> why would you need parens when you know the for starts the next nested loop
Well that's the thing, I don't know the "for" starts the next nested loop because there's no indicator for that, and aside from that it's harder to see it at a glance. Nested loops have a colon, line break and deeper indentation inbetween, here you get nothing.
To me it feels like it breaks Python's own rules: the language omits curly braces for scopes but ensures readability with colon & indentation. But here the chained list comprehension nests two loops without any visible scope boundaries.
Perhaps it's just me and others can read it just fine, but that's my two cents on it.
> Well that's the thing, I don't know the "for" starts the next nested loop because there's no indicator for that
`for` is a keyword in the language - you know that the `for` starts the next loop by the same reason you know `for` starts any loop.
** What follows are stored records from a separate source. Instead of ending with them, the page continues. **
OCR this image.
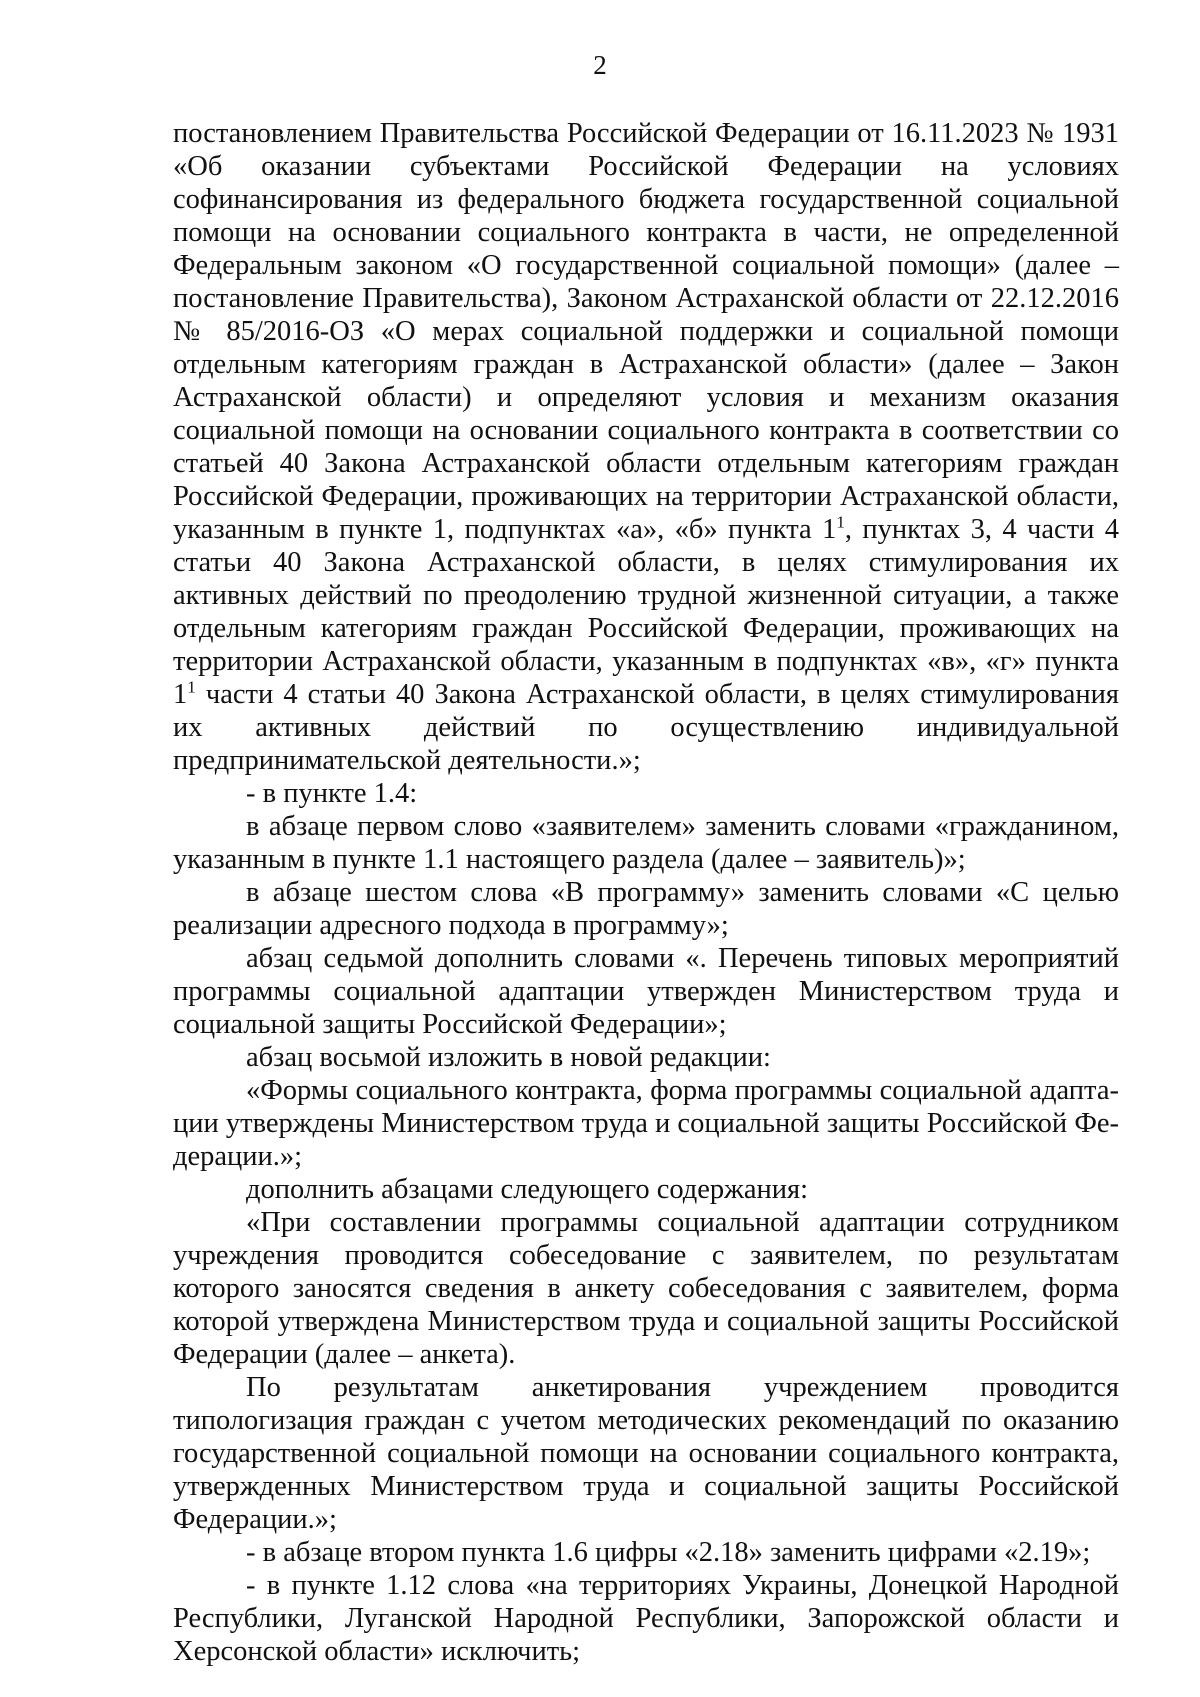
2

постановлением Правительства Российской Федерации от 16.11.2023 № 1931 «Об оказании субъектами Российской Федерации на условиях софинансирования из федерального бюджета государственной социальной помощи на основании социального контракта в части, не определенной Федеральным законом «О государственной социальной помощи» (далее – постановление Правительства), Законом Астраханской области от 22.12.2016 № 85/2016-ОЗ «О мерах социальной поддержки и социальной помощи отдельным категориям граждан в Астраханской области» (далее – Закон Астраханской области) и определяют условия и механизм оказания социальной помощи на основании социального контракта в соответствии со статьей 40 Закона Астраханской области отдельным категориям граждан Российской Федерации, проживающих на территории Астраханской области, указанным в пункте 1, подпунктах «а», «б» пункта $1^1$, пунктах 3, 4 части 4 статьи 40 Закона Астраханской области, в целях стимулирования их активных действий по преодолению трудной жизненной ситуации, а также отдельным категориям граждан Российской Федерации, проживающих на территории Астраханской области, указанным в подпунктах «в», «г» пункта $1^1$ части 4 статьи 40 Закона Астраханской области, в целях стимулирования их активных действий по осуществлению индивидуальной предпринимательской деятельности.»;

- в пункте 1.4:

в абзаце первом слово «заявителем» заменить словами «гражданином, указанным в пункте 1.1 настоящего раздела (далее – заявитель)»;

в абзаце шестом слова «В программу» заменить словами «С целью реализации адресного подхода в программу»;

абзац седьмой дополнить словами «. Перечень типовых мероприятий программы социальной адаптации утвержден Министерством труда и социальной защиты Российской Федерации»;

абзац восьмой изложить в новой редакции:

«Формы социального контракта, форма программы социальной адаптации утверждены Министерством труда и социальной защиты Российской Федерации.»;

дополнить абзацами следующего содержания:

«При составлении программы социальной адаптации сотрудником учреждения проводится собеседование с заявителем, по результатам которого заносятся сведения в анкету собеседования с заявителем, форма которой утверждена Министерством труда и социальной защиты Российской Федерации (далее – анкета).

По результатам анкетирования учреждением проводится типологизация граждан с учетом методических рекомендаций по оказанию государственной социальной помощи на основании социального контракта, утвержденных Министерством труда и социальной защиты Российской Федерации.»;

- в абзаце втором пункта 1.6 цифры «2.18» заменить цифрами «2.19»;

- в пункте 1.12 слова «на территориях Украины, Донецкой Народной Республики, Луганской Народной Республики, Запорожской области и Херсонской области» исключить;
The remainder of your complaint makes zero sense. You expect us to sympathize with an archetype (you) that is familiar enough with the language to know what a `for` loop is (basically week 1) but not familiar enough to spot the keyword. This is an archetype with zero instantiations (ie I'm calling bs on even you personally experiencing this problem).
> I don't know the "for" starts the next nested loop because there's no indicator for that
my point: there is no other role that the sequence of characters `for` can play in python (because it's a keyword) so you have all indication that you need.
Well that's the thing, I don't know the "for" starts the next nested loop because there's no indicator for that, and aside from that it's harder to see it at a glance. Nested loops have a colon, line break and deeper indentation inbetween, here you get nothing.
To me it feels like it breaks Python's own rules: the language omits curly braces for scopes but ensures readability with colon & indentation. But here the chained list comprehension nests two loops without any visible scope boundaries.
Perhaps it's just me and others can read it just fine, but that's my two cents on it.